Longest Increasing Subsequence

DP

Introduction

LIS (Longest Increasing Subsequence) is a classic problem in dynamic programming. The problem is to find the length of the longest subsequence of a given sequence such that all elements of the subsequence are sorted in increasing order.

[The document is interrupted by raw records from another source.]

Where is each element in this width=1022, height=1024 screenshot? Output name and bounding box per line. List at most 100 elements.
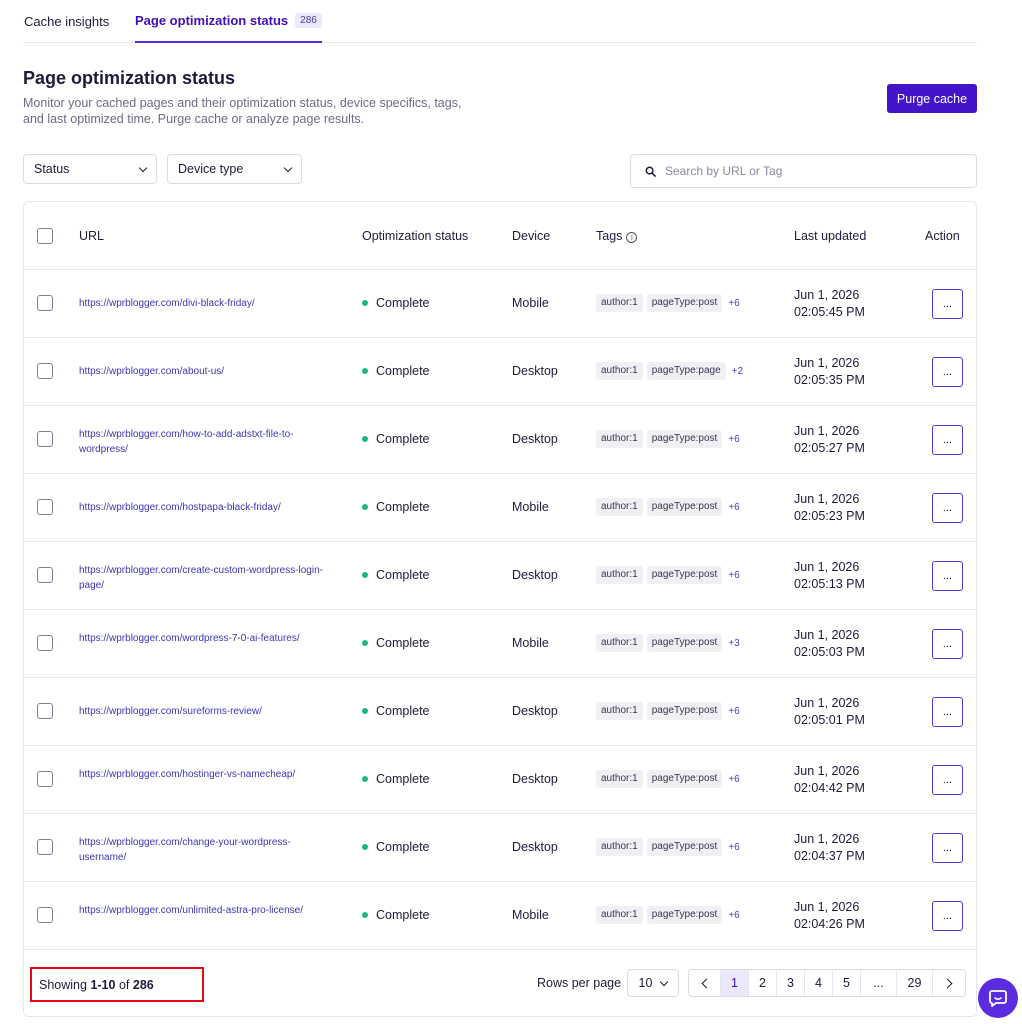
search-input[interactable]	[665, 164, 965, 178]
tag-chip: pageType:post	[646, 294, 723, 312]
chevron-left-icon	[701, 978, 711, 988]
more-tags-link[interactable]: +6	[728, 910, 739, 921]
previous-page-button[interactable]	[689, 970, 721, 996]
rows-per-page-select[interactable]: 10	[627, 969, 679, 997]
next-page-button[interactable]	[933, 970, 965, 996]
tag-chip: pageType:post	[646, 838, 723, 856]
row-action-menu-button[interactable]: ...	[932, 561, 963, 591]
status-filter-dropdown[interactable]: Status	[23, 154, 157, 184]
last-updated-date: Jun 1, 2026	[794, 356, 860, 370]
row-action-menu-button[interactable]: ...	[932, 833, 963, 863]
row-checkbox[interactable]	[37, 567, 53, 583]
purge-cache-button[interactable]: Purge cache	[887, 84, 977, 113]
tags-cell: author:1 pageType:post +6	[596, 838, 740, 856]
tag-chip: author:1	[596, 430, 643, 448]
last-updated-date: Jun 1, 2026	[794, 832, 860, 846]
row-checkbox[interactable]	[37, 771, 53, 787]
tab-bar: Cache insights Page optimization status …	[23, 0, 977, 43]
more-tags-link[interactable]: +6	[728, 570, 739, 581]
more-tags-link[interactable]: +6	[728, 706, 739, 717]
row-action-menu-button[interactable]: ...	[932, 629, 963, 659]
page-url-link[interactable]: https://wprblogger.com/hostpapa-black-fr…	[79, 500, 334, 515]
tag-chip: author:1	[596, 702, 643, 720]
status-dot-icon	[362, 368, 368, 374]
more-tags-link[interactable]: +6	[728, 298, 739, 309]
row-checkbox[interactable]	[37, 363, 53, 379]
row-action-menu-button[interactable]: ...	[932, 289, 963, 319]
more-tags-link[interactable]: +2	[732, 366, 743, 377]
status-dot-icon	[362, 504, 368, 510]
more-tags-link[interactable]: +6	[728, 774, 739, 785]
page-button-4[interactable]: 4	[805, 970, 833, 996]
tab-page-optimization-status[interactable]: Page optimization status 286	[135, 0, 322, 43]
table-row: https://wprblogger.com/create-custom-wor…	[24, 542, 976, 610]
optimization-status: Complete	[362, 432, 430, 446]
device-cell: Desktop	[512, 364, 558, 378]
device-cell: Mobile	[512, 636, 549, 650]
tags-cell: author:1 pageType:post +6	[596, 498, 740, 516]
row-action-menu-button[interactable]: ...	[932, 765, 963, 795]
more-tags-link[interactable]: +6	[728, 434, 739, 445]
page-url-link[interactable]: https://wprblogger.com/hostinger-vs-name…	[79, 767, 334, 782]
page-url-link[interactable]: https://wprblogger.com/change-your-wordp…	[79, 835, 334, 865]
chat-support-button[interactable]	[978, 978, 1018, 1018]
table-row: https://wprblogger.com/divi-black-friday…	[24, 270, 976, 338]
more-tags-link[interactable]: +6	[728, 842, 739, 853]
page-url-link[interactable]: https://wprblogger.com/unlimited-astra-p…	[79, 903, 334, 918]
device-type-filter-dropdown[interactable]: Device type	[167, 154, 302, 184]
row-checkbox[interactable]	[37, 703, 53, 719]
chevron-down-icon	[283, 163, 293, 172]
device-cell: Mobile	[512, 908, 549, 922]
optimization-status: Complete	[362, 296, 430, 310]
showing-of: of	[118, 977, 130, 992]
search-box[interactable]	[630, 154, 977, 188]
page-url-link[interactable]: https://wprblogger.com/create-custom-wor…	[79, 563, 334, 593]
more-tags-link[interactable]: +6	[728, 502, 739, 513]
page-url-link[interactable]: https://wprblogger.com/wordpress-7-0-ai-…	[79, 631, 334, 646]
tab-cache-insights[interactable]: Cache insights	[24, 0, 109, 43]
device-cell: Desktop	[512, 568, 558, 582]
row-checkbox[interactable]	[37, 907, 53, 923]
tags-cell: author:1 pageType:post +3	[596, 634, 740, 652]
status-text: Complete	[376, 840, 430, 854]
last-updated-date: Jun 1, 2026	[794, 424, 860, 438]
row-checkbox[interactable]	[37, 499, 53, 515]
device-cell: Desktop	[512, 432, 558, 446]
tag-chip: pageType:post	[646, 634, 723, 652]
page-url-link[interactable]: https://wprblogger.com/how-to-add-adstxt…	[79, 427, 334, 457]
rows-per-page-label: Rows per page	[537, 976, 622, 990]
row-action-menu-button[interactable]: ...	[932, 901, 963, 931]
page-button-3[interactable]: 3	[777, 970, 805, 996]
table-row: https://wprblogger.com/change-your-wordp…	[24, 814, 976, 882]
page-button-5[interactable]: 5	[833, 970, 861, 996]
table-row: https://wprblogger.com/wordpress-7-0-ai-…	[24, 610, 976, 678]
table-row: https://wprblogger.com/hostinger-vs-name…	[24, 746, 976, 814]
row-checkbox[interactable]	[37, 839, 53, 855]
tag-chip: author:1	[596, 906, 643, 924]
page-button-29[interactable]: 29	[897, 970, 933, 996]
row-action-menu-button[interactable]: ...	[932, 357, 963, 387]
row-action-menu-button[interactable]: ...	[932, 493, 963, 523]
tags-cell: author:1 pageType:post +6	[596, 294, 740, 312]
page-url-link[interactable]: https://wprblogger.com/divi-black-friday…	[79, 296, 334, 311]
more-tags-link[interactable]: +3	[728, 638, 739, 649]
row-checkbox[interactable]	[37, 295, 53, 311]
row-action-menu-button[interactable]: ...	[932, 425, 963, 455]
page-button-1[interactable]: 1	[721, 970, 749, 996]
select-all-checkbox[interactable]	[37, 228, 53, 244]
device-cell: Desktop	[512, 704, 558, 718]
tags-cell: author:1 pageType:post +6	[596, 702, 740, 720]
last-updated-date: Jun 1, 2026	[794, 560, 860, 574]
pagination: 1 2 3 4 5... 29	[688, 969, 966, 997]
row-checkbox[interactable]	[37, 431, 53, 447]
last-updated-time: 02:05:01 PM	[794, 713, 865, 727]
page-url-link[interactable]: https://wprblogger.com/about-us/	[79, 364, 334, 379]
info-icon[interactable]: i	[626, 232, 638, 243]
optimization-status: Complete	[362, 840, 430, 854]
row-checkbox[interactable]	[37, 635, 53, 651]
tag-chip: author:1	[596, 566, 643, 584]
page-button-2[interactable]: 2	[749, 970, 777, 996]
page-url-link[interactable]: https://wprblogger.com/sureforms-review/	[79, 704, 334, 719]
row-action-menu-button[interactable]: ...	[932, 697, 963, 727]
last-updated-time: 02:04:42 PM	[794, 781, 865, 795]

The subsequence is not necessarily contiguous or unique. The length of the subsequence is the number of elements in it.

For example:

Input: [10, 9, 2, 5, 3, 7, 101, 18]

Output: 4

Explanation: The longest increasing subsequence is [2, 3, 7, 101], therefore the length is 4.

Dynamic Programming

This solution is to use dynamic programming to solve the problem.

$$

dp[i] = \max(dp[i], dp[j] + 1)

$$

where $0 \leq j < i$ and $nums[j] < nums[i]$.

def lis(nums):

    if not nums:
        return 0

    n = len(nums)
    dp = [1] * n
    for i in range(n):
        for j in range(i):
            if nums[j] < nums[i]:
                dp[i] = max(dp[i], dp[j] + 1)
    return max(dp)

Real World Example

Input: [-1, 9, 0, 8, -5, 6, -24]

Output: 3

Explanation: The longest increasing subsequence is [-1, 0, 8] or [-1, 0, 6], therefore the length is 3.